Un accès aux services de santé et d’aide sociale a temporairement été accordé en mars aux personnes demandeuses d’asile et étrangères dont la demande de permis de séjour n’avait pas encore été traitée. 

Seuls 72 mineurs isolés venant de Grèce ont été transférés au Portugal au titre de la relocalisation, alors que le pays s’était engagé à en accueillir 500. 

La mort en détention, en mars, d’un ressortissant ukrainien qui avait été frappé par la police aux frontières à l’aéroport de Lisbonne, a mis en évidence les défaillances concernant la protection des personnes lors de la procédure de contrôle aux frontières. Trois policiers ont été inculpés en septembre d’homicide avec circonstances aggravantes. 

En avril, le Comité des droits de l’homme [ONU] s’est dit préoccupé par les informations indiquant que des enfants non accompagnés étaient placés en détention dans les aéroports. En juin, les services de contrôle aux frontières ont annoncé que la Commission de protection de l’enfance garantirait une prise en charge des enfants retenus dans les locaux de la police aux frontières à l’aéroport de Lisbonne. 

DISCRIMINATION 

Le Comité des droits de l’homme s’est inquiété en avril de la discrimination persistante qui était exercée à l’égard des Roms et des personnes d’ascendance africaine dans les domaines de l’éducation, de l’emploi et du logement, et par les informations faisant état de discours de haine et de crimes de haine. 

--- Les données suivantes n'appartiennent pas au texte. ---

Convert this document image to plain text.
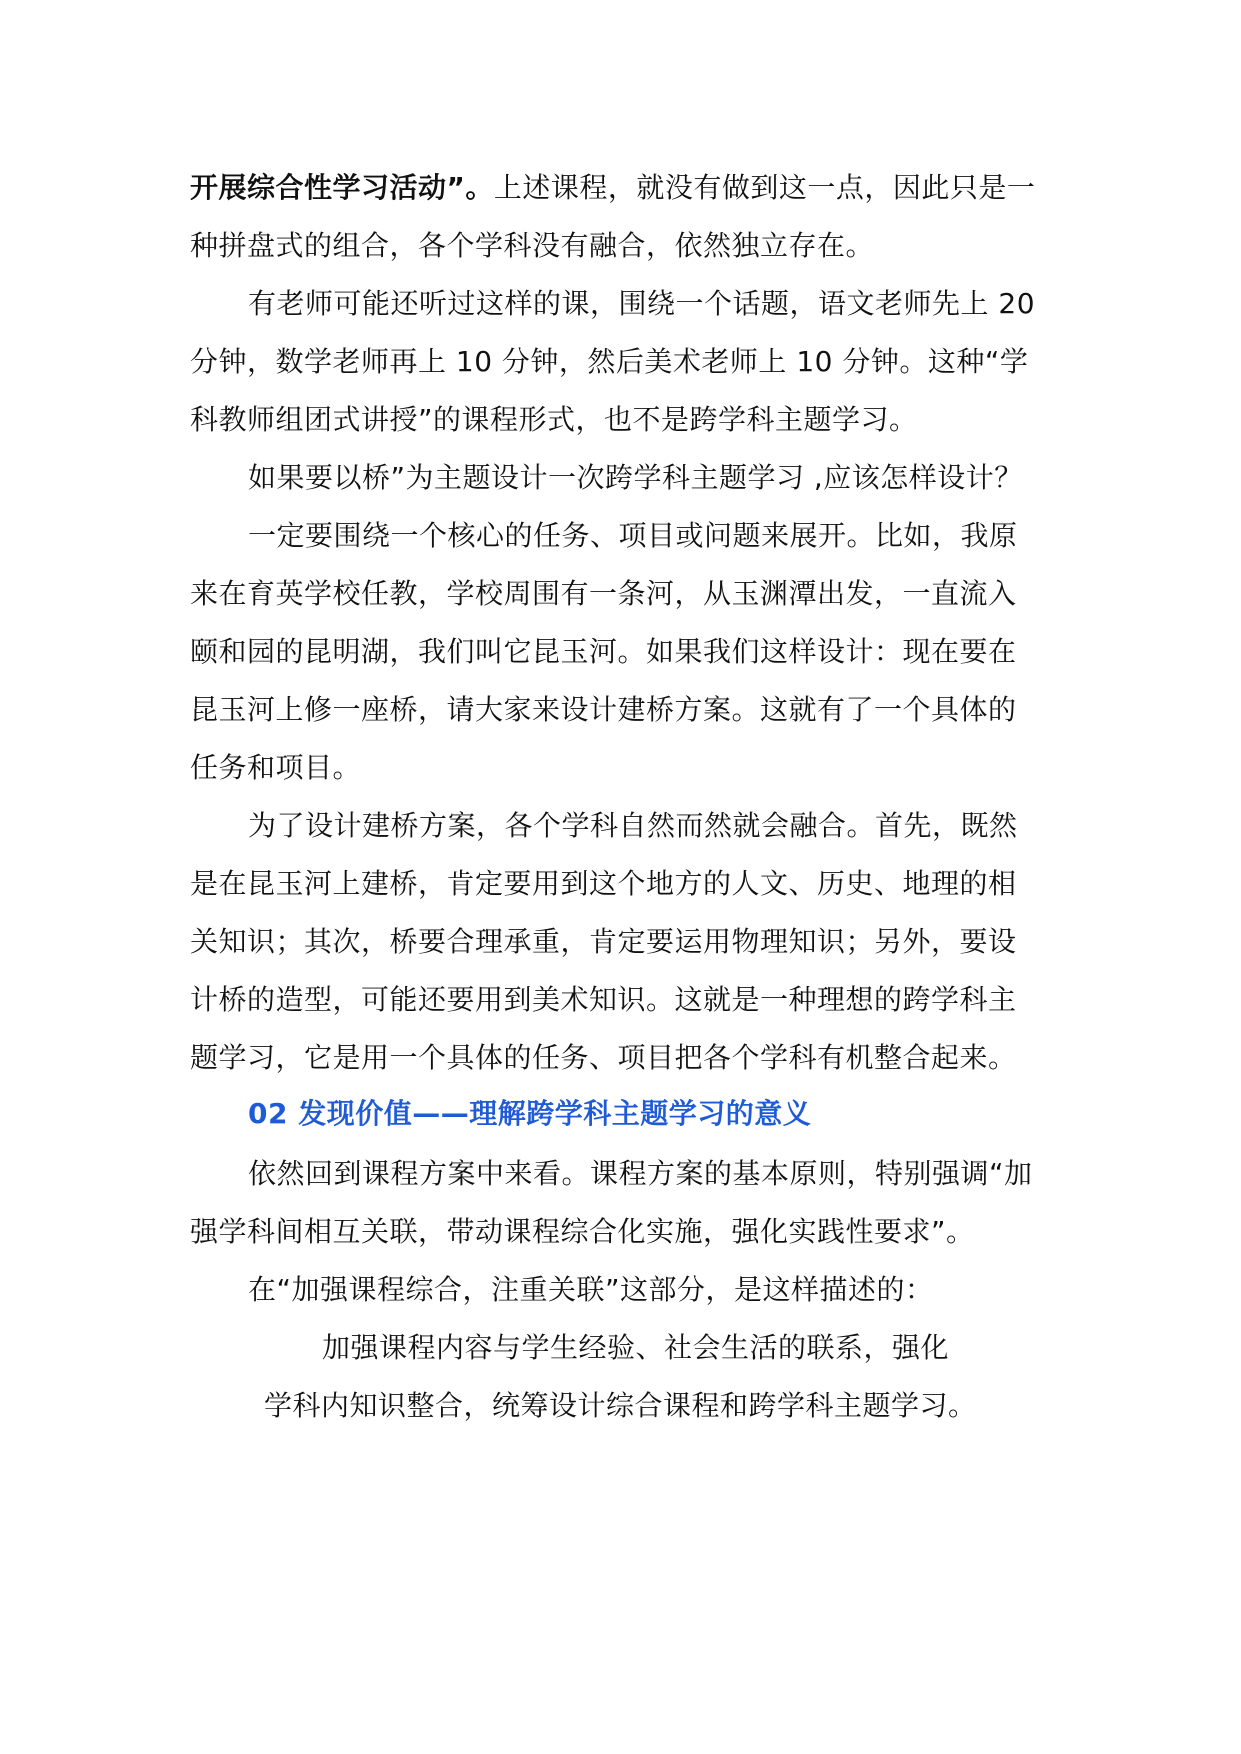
开展综合性学习活动”。上述课程，就没有做到这一点，因此只是一
种拼盘式的组合，各个学科没有融合，依然独立存在。
有老师可能还听过这样的课，围绕一个话题，语文老师先上 20
分钟，数学老师再上 10 分钟，然后美术老师上 10 分钟。这种“学
科教师组团式讲授”的课程形式，也不是跨学科主题学习。
如果要以桥”为主题设计一次跨学科主题学习 ,应该怎样设计？
一定要围绕一个核心的任务、项目或问题来展开。比如，我原
来在育英学校任教，学校周围有一条河，从玉渊潭出发，一直流入
颐和园的昆明湖，我们叫它昆玉河。如果我们这样设计：现在要在
昆玉河上修一座桥，请大家来设计建桥方案。这就有了一个具体的
任务和项目。
为了设计建桥方案，各个学科自然而然就会融合。首先，既然
是在昆玉河上建桥，肯定要用到这个地方的人文、历史、地理的相
关知识；其次，桥要合理承重，肯定要运用物理知识；另外，要设
计桥的造型，可能还要用到美术知识。这就是一种理想的跨学科主
题学习，它是用一个具体的任务、项目把各个学科有机整合起来。
02 发现价值——理解跨学科主题学习的意义
依然回到课程方案中来看。课程方案的基本原则，特别强调“加
强学科间相互关联，带动课程综合化实施，强化实践性要求”。
在“加强课程综合，注重关联”这部分，是这样描述的：
加强课程内容与学生经验、社会生活的联系，强化
学科内知识整合，统筹设计综合课程和跨学科主题学习。
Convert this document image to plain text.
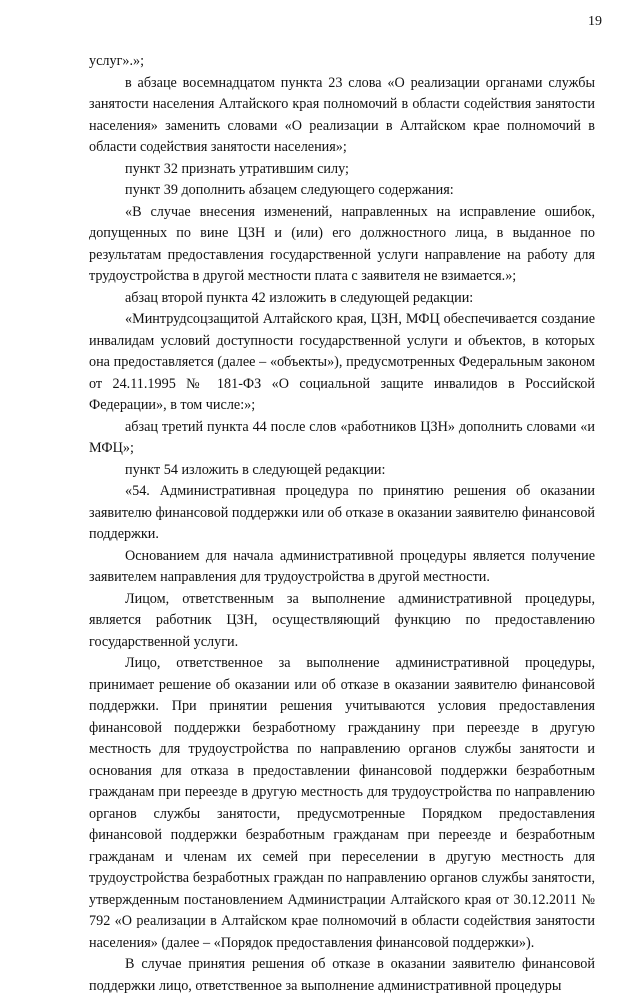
19

услуг».»;

в абзаце восемнадцатом пункта 23 слова «О реализации органами службы занятости населения Алтайского края полномочий в области содействия занятости населения» заменить словами «О реализации в Алтайском крае полномочий в области содействия занятости населения»;

пункт 32 признать утратившим силу;

пункт 39 дополнить абзацем следующего содержания:

«В случае внесения изменений, направленных на исправление ошибок, допущенных по вине ЦЗН и (или) его должностного лица, в выданное по результатам предоставления государственной услуги направление на работу для трудоустройства в другой местности плата с заявителя не взимается.»;

абзац второй пункта 42 изложить в следующей редакции:

«Минтрудсоцзащитой Алтайского края, ЦЗН, МФЦ обеспечивается создание инвалидам условий доступности государственной услуги и объектов, в которых она предоставляется (далее – «объекты»), предусмотренных Федеральным законом от 24.11.1995 № 181-ФЗ «О социальной защите инвалидов в Российской Федерации», в том числе:»;

абзац третий пункта 44 после слов «работников ЦЗН» дополнить словами «и МФЦ»;

пункт 54 изложить в следующей редакции:

«54. Административная процедура по принятию решения об оказании заявителю финансовой поддержки или об отказе в оказании заявителю финансовой поддержки.

Основанием для начала административной процедуры является получение заявителем направления для трудоустройства в другой местности.

Лицом, ответственным за выполнение административной процедуры, является работник ЦЗН, осуществляющий функцию по предоставлению государственной услуги.

Лицо, ответственное за выполнение административной процедуры, принимает решение об оказании или об отказе в оказании заявителю финансовой поддержки. При принятии решения учитываются условия предоставления финансовой поддержки безработному гражданину при переезде в другую местность для трудоустройства по направлению органов службы занятости и основания для отказа в предоставлении финансовой поддержки безработным гражданам при переезде в другую местность для трудоустройства по направлению органов службы занятости, предусмотренные Порядком предоставления финансовой поддержки безработным гражданам при переезде и безработным гражданам и членам их семей при переселении в другую местность для трудоустройства безработных граждан по направлению органов службы занятости, утвержденным постановлением Администрации Алтайского края от 30.12.2011 № 792 «О реализации в Алтайском крае полномочий в области содействия занятости населения» (далее – «Порядок предоставления финансовой поддержки»).

В случае принятия решения об отказе в оказании заявителю финансовой поддержки лицо, ответственное за выполнение административной процедуры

VIOLENCES FAITES AUX FEMMES ET AUX FILLES 

En avril, le Comité des droits de l’homme a fait part de sa préoccupation face au faible nombre de cas de violence fondée sur le genre faisant l’objet d'un signalement et de poursuites et donnant lieu à des condamnations. 

En juillet, le ministère public a inculpé une mère ayant soumis sa fille à des mutilations génitales féminines ; c’était la première fois au Portugal qu’une affaire de ce type était portée devant les tribunaux.